Das heißt, für das ideale Zusammenspiel von Chor und einem Instrument ist eine Nähe hilfreich, die aber doch nur mit einer digitalen Lösung möglich ist. Diese digitale Möglichkeit wiederum bringt es mit sich, dass im gesamten Petersdom ohne hohe Amplitude gut zu übertragen ist, wie die Musik klingt. Die Musik kann direkt übertragen werden und ich finde, man muss alles nutzen, was dem Gebet hilft. Und wenn man dadurch besser beten kann - und ich gehe davon aus, dass die Orgel für die Begleitung des Chorsingens genutzt wird - ist das in meinen Augen eine gute Lösung.

DOMRADIO.DE: Jetzt die haben Verfechter der klassischen Pfeifenorgel einen offenen Brief an den Präfekten der Liturgiekongregation, Kardinal Sarah, verfasst und darin ihren Unmut über die römische Entscheidung zum Ausdruck gebracht. Glauben Sie, dass das etwas bewirkt?
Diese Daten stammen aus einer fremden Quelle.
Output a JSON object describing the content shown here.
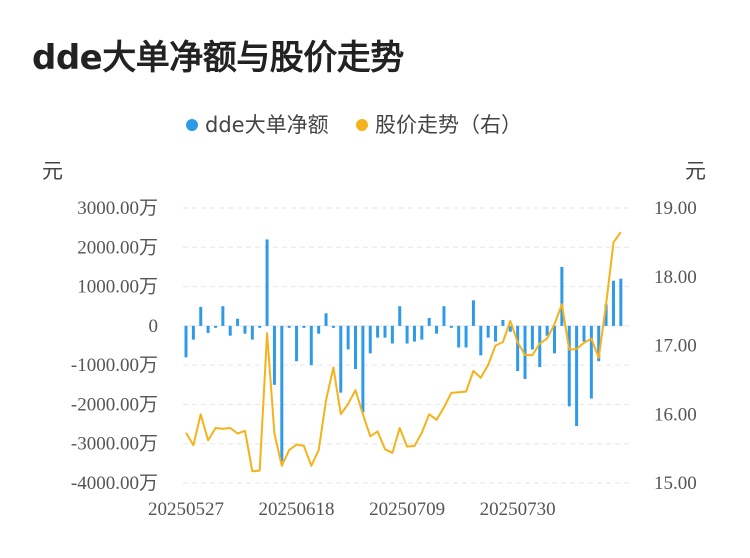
{
  "chart_data": {
    "type": "bar+line",
    "title": "dde大单净额与股价走势",
    "unit_left": "元",
    "unit_right": "元",
    "legend": [
      {
        "label": "dde大单净额",
        "color": "#2f9be8"
      },
      {
        "label": "股价走势（右）",
        "color": "#f5b21b"
      }
    ],
    "y_left": {
      "ticks": [
        "3000.00万",
        "2000.00万",
        "1000.00万",
        "0",
        "-1000.00万",
        "-2000.00万",
        "-3000.00万",
        "-4000.00万"
      ],
      "tick_values": [
        3000,
        2000,
        1000,
        0,
        -1000,
        -2000,
        -3000,
        -4000
      ],
      "ylim": [
        -4000,
        3000
      ],
      "unit": "万元"
    },
    "y_right": {
      "ticks": [
        "19.00",
        "18.00",
        "17.00",
        "16.00",
        "15.00"
      ],
      "tick_values": [
        19,
        18,
        17,
        16,
        15
      ],
      "ylim": [
        15,
        19
      ]
    },
    "x_ticks": [
      {
        "label": "20250527",
        "index": 0
      },
      {
        "label": "20250618",
        "index": 15
      },
      {
        "label": "20250709",
        "index": 30
      },
      {
        "label": "20250730",
        "index": 45
      }
    ],
    "series": [
      {
        "name": "dde大单净额",
        "kind": "bar",
        "color": "#2f9be8",
        "values": [
          -800,
          -350,
          480,
          -180,
          -50,
          500,
          -250,
          180,
          -200,
          -350,
          -50,
          2200,
          -1500,
          -3450,
          -50,
          -900,
          -50,
          -1000,
          -200,
          320,
          -50,
          -1700,
          -600,
          -1100,
          -2200,
          -700,
          -300,
          -300,
          -450,
          500,
          -450,
          -400,
          -350,
          200,
          -200,
          500,
          -50,
          -550,
          -550,
          650,
          -750,
          -300,
          -400,
          150,
          -150,
          -1150,
          -1350,
          -600,
          -1050,
          -250,
          -700,
          1500,
          -2050,
          -2550,
          -400,
          -1850,
          -900,
          550,
          1150,
          1200
        ]
      },
      {
        "name": "股价走势（右）",
        "kind": "line",
        "color": "#f5b21b",
        "values": [
          15.73,
          15.55,
          16.0,
          15.62,
          15.8,
          15.79,
          15.8,
          15.72,
          15.76,
          15.17,
          15.18,
          17.18,
          15.72,
          15.25,
          15.48,
          15.56,
          15.54,
          15.25,
          15.48,
          16.2,
          16.68,
          16.0,
          16.15,
          16.35,
          16.0,
          15.68,
          15.75,
          15.49,
          15.44,
          15.8,
          15.53,
          15.54,
          15.73,
          16.0,
          15.92,
          16.1,
          16.31,
          16.32,
          16.33,
          16.63,
          16.53,
          16.72,
          17.0,
          17.05,
          17.36,
          17.05,
          16.86,
          16.86,
          17.03,
          17.1,
          17.31,
          17.6,
          16.94,
          16.95,
          17.04,
          17.1,
          16.82,
          17.6,
          18.5,
          18.65
        ]
      }
    ]
  }
}
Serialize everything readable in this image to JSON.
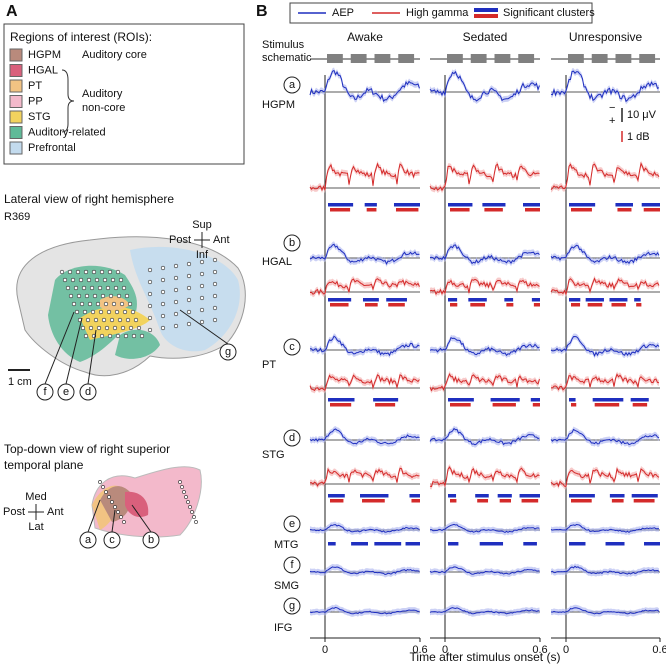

Mailänder: Dafür kenne ich die Entscheidungsprozesse zu wenig. Ich glaube nicht, dass die Gottesdienstkongregation, der Kardinal Sarah vorsteht, direkten Einfluss hat. Die haben dafür im Petersdom eigene Verantwortliche. Ich denke, die haben es dort entschieden. Ich finde die Entscheidung insgesamt angemessen, nicht unbedingt zwingend gut.

Das Interview führte Hilde Regeniter.